Tim Raines is the other guy I'd like to see go in next year with Larkin and Bagwell. I think voters still hold the cocaine thing against him a little and the fact that he did not get as much exposure in Montreal as his closest contemporary, Ricky Henderson, did in Oakland. I heard another compelling argument for why voters seem to ignore him: because he played in the same league as Vince Coleman, voters see the two as interchangeable stolen base guys. For Coleman, I think that's an accurate appraisal of his contributions on the field.  But Raines posted an on base of .385 for his career to go along with a stolen base success rate of 84.6%. That 84.6% is a good reason why it could be argued that Tim Raines is the greatest base stealer in the history of baseball. Yes, Rickey stole more bases and got on base more, but Raines success rate was 4% better. If we were using batting average that'd be the difference between Ty Cobb and Todd Helton.  Records for caught stealing don't go back to the days of Cobb and Max Carey, but for the players they do have records for, no one with more than 289 career stolen bases has a better success rate, and Raines stole 808 bases.
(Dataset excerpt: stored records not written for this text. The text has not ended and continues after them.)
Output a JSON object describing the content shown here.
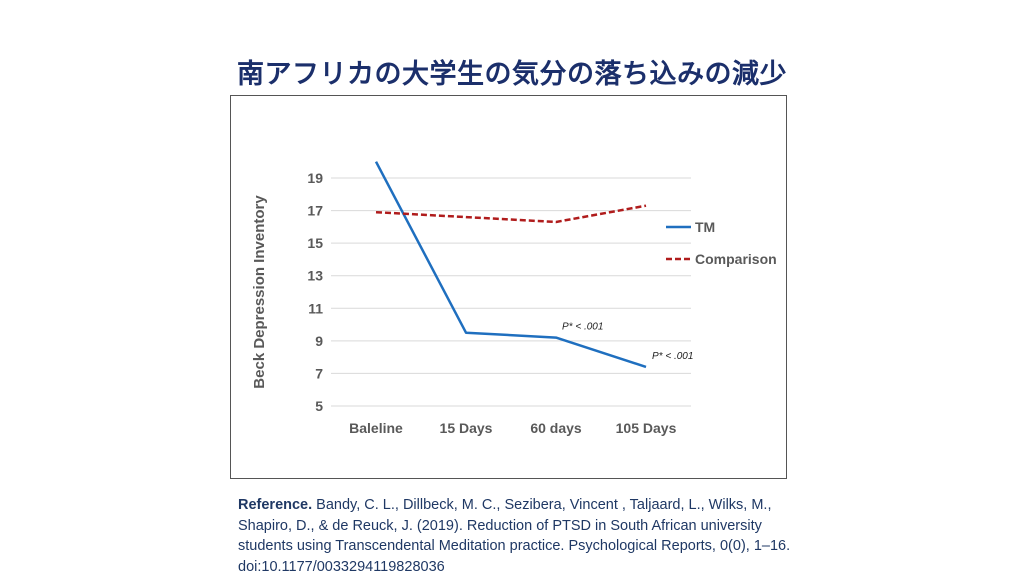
{
  "title": "南アフリカの大学生の気分の落ち込みの減少",
  "chart_data": {
    "type": "line",
    "title": "",
    "xlabel": "",
    "ylabel": "Beck Depression Inventory",
    "categories": [
      "Baleline",
      "15 Days",
      "60 days",
      "105 Days"
    ],
    "yticks": [
      5,
      7,
      9,
      11,
      13,
      15,
      17,
      19
    ],
    "ylim": [
      5,
      19
    ],
    "grid": true,
    "legend_position": "right",
    "series": [
      {
        "name": "TM",
        "values": [
          20.0,
          9.5,
          9.2,
          7.4
        ],
        "color": "#1f6fbf",
        "style": "solid"
      },
      {
        "name": "Comparison",
        "values": [
          16.9,
          16.6,
          16.3,
          17.3
        ],
        "color": "#b01c1c",
        "style": "dashed"
      }
    ],
    "annotations": [
      {
        "text": "P* < .001",
        "category": "60 days",
        "series": "TM"
      },
      {
        "text": "P* < .001",
        "category": "105 Days",
        "series": "TM"
      }
    ]
  },
  "reference": {
    "label": "Reference.",
    "text": " Bandy, C. L., Dillbeck, M. C., Sezibera, Vincent , Taljaard, L., Wilks, M., Shapiro, D., & de Reuck, J. (2019). Reduction of PTSD in South African university students using Transcendental Meditation practice. Psychological Reports, 0(0), 1–16. doi:10.1177/0033294119828036"
  }
}
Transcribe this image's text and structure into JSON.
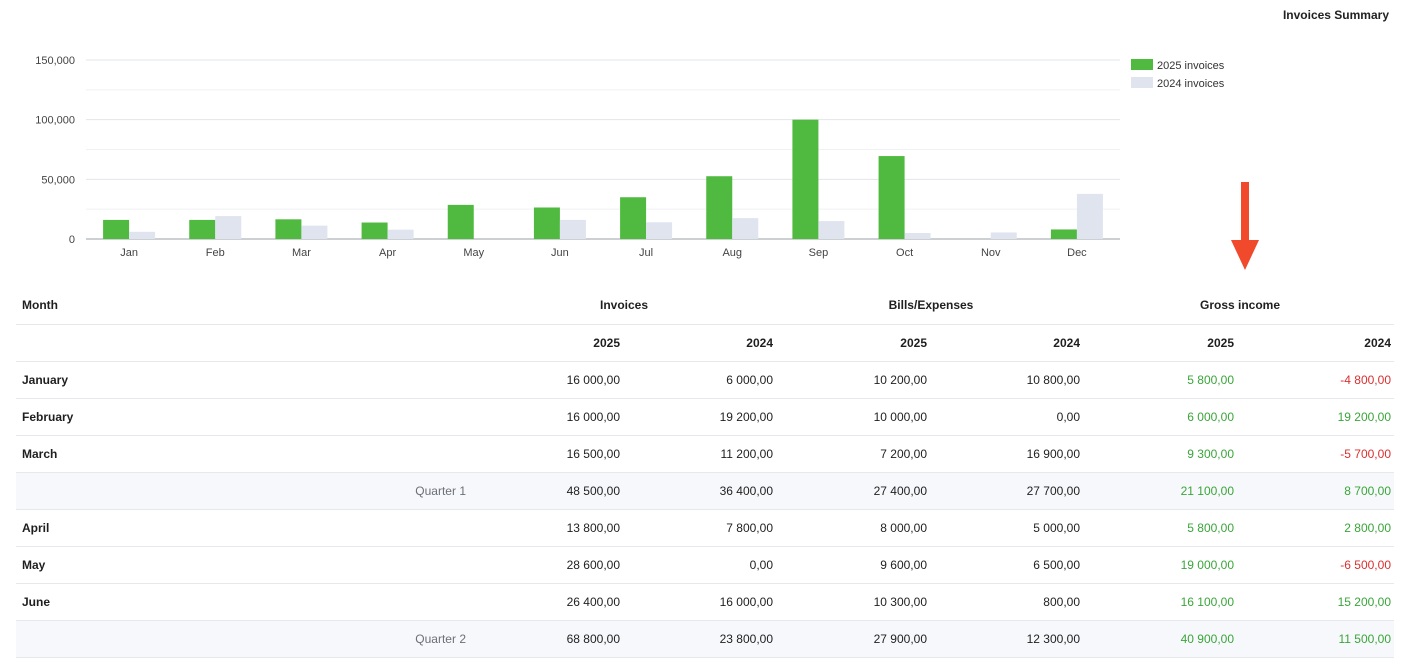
{
  "page_title": "Invoices Summary",
  "colors": {
    "series2025": "#4fba3f",
    "series2024": "#dfe4ef",
    "positive": "#3aa53a",
    "negative": "#d93030",
    "arrow": "#f0492c"
  },
  "chart_data": {
    "type": "bar",
    "categories": [
      "Jan",
      "Feb",
      "Mar",
      "Apr",
      "May",
      "Jun",
      "Jul",
      "Aug",
      "Sep",
      "Oct",
      "Nov",
      "Dec"
    ],
    "series": [
      {
        "name": "2025 invoices",
        "values": [
          16000,
          16000,
          16500,
          13800,
          28600,
          26400,
          35000,
          52600,
          100000,
          69500,
          0,
          8000
        ]
      },
      {
        "name": "2024 invoices",
        "values": [
          6000,
          19200,
          11200,
          7800,
          0,
          16000,
          14000,
          17500,
          15000,
          5000,
          5500,
          37800
        ]
      }
    ],
    "yticks": [
      "0",
      "50,000",
      "100,000",
      "150,000"
    ],
    "ylim": [
      0,
      150000
    ],
    "grid": true,
    "legend_position": "top-right"
  },
  "table": {
    "headers": {
      "month": "Month",
      "invoices": "Invoices",
      "bills": "Bills/Expenses",
      "gross": "Gross income"
    },
    "years": [
      "2025",
      "2024",
      "2025",
      "2024",
      "2025",
      "2024"
    ],
    "rows": [
      {
        "type": "month",
        "label": "January",
        "cells": [
          "16 000,00",
          "6 000,00",
          "10 200,00",
          "10 800,00",
          "5 800,00",
          "-4 800,00"
        ],
        "signs": [
          "",
          "",
          "",
          "",
          "pos",
          "neg"
        ]
      },
      {
        "type": "month",
        "label": "February",
        "cells": [
          "16 000,00",
          "19 200,00",
          "10 000,00",
          "0,00",
          "6 000,00",
          "19 200,00"
        ],
        "signs": [
          "",
          "",
          "",
          "",
          "pos",
          "pos"
        ]
      },
      {
        "type": "month",
        "label": "March",
        "cells": [
          "16 500,00",
          "11 200,00",
          "7 200,00",
          "16 900,00",
          "9 300,00",
          "-5 700,00"
        ],
        "signs": [
          "",
          "",
          "",
          "",
          "pos",
          "neg"
        ]
      },
      {
        "type": "quarter",
        "label": "Quarter 1",
        "cells": [
          "48 500,00",
          "36 400,00",
          "27 400,00",
          "27 700,00",
          "21 100,00",
          "8 700,00"
        ],
        "signs": [
          "",
          "",
          "",
          "",
          "pos",
          "pos"
        ]
      },
      {
        "type": "month",
        "label": "April",
        "cells": [
          "13 800,00",
          "7 800,00",
          "8 000,00",
          "5 000,00",
          "5 800,00",
          "2 800,00"
        ],
        "signs": [
          "",
          "",
          "",
          "",
          "pos",
          "pos"
        ]
      },
      {
        "type": "month",
        "label": "May",
        "cells": [
          "28 600,00",
          "0,00",
          "9 600,00",
          "6 500,00",
          "19 000,00",
          "-6 500,00"
        ],
        "signs": [
          "",
          "",
          "",
          "",
          "pos",
          "neg"
        ]
      },
      {
        "type": "month",
        "label": "June",
        "cells": [
          "26 400,00",
          "16 000,00",
          "10 300,00",
          "800,00",
          "16 100,00",
          "15 200,00"
        ],
        "signs": [
          "",
          "",
          "",
          "",
          "pos",
          "pos"
        ]
      },
      {
        "type": "quarter",
        "label": "Quarter 2",
        "cells": [
          "68 800,00",
          "23 800,00",
          "27 900,00",
          "12 300,00",
          "40 900,00",
          "11 500,00"
        ],
        "signs": [
          "",
          "",
          "",
          "",
          "pos",
          "pos"
        ]
      }
    ]
  }
}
Carlos Beltran is the only player who has a better success rate and he ranks 169th on the total steals list.  Considering only 4 guys have more career steals than Raines, I'd say that makes him the best base stealer in the history of the game. Put another way, had Raines attempted steals as often as Rickey Henderson did, he would have finished with 1475 career steals

As for Jack Morris and Lee Smith, personally I wish their candidacies would fade away. I do think they were very good pitchers and they had their share of spotlight successes. But for me, neither one was indisputably great. Morris wasn't particularly stingy in WHIP, ERA+ nor was he particularly dominant in Ks. The real strength of his candidacy is having the good sense of always playing for good teams. Likewise, Lee Smith was the great beneficiary of Dennis Eckersley's success. He spent most of his career as a 1-inning closer. And while he did have a couple of excellent years, his ERAs and WHIPs are rather unimpressive for a closer.

So good luck to Bags, Lark and Raines next year.  You guys deserve it.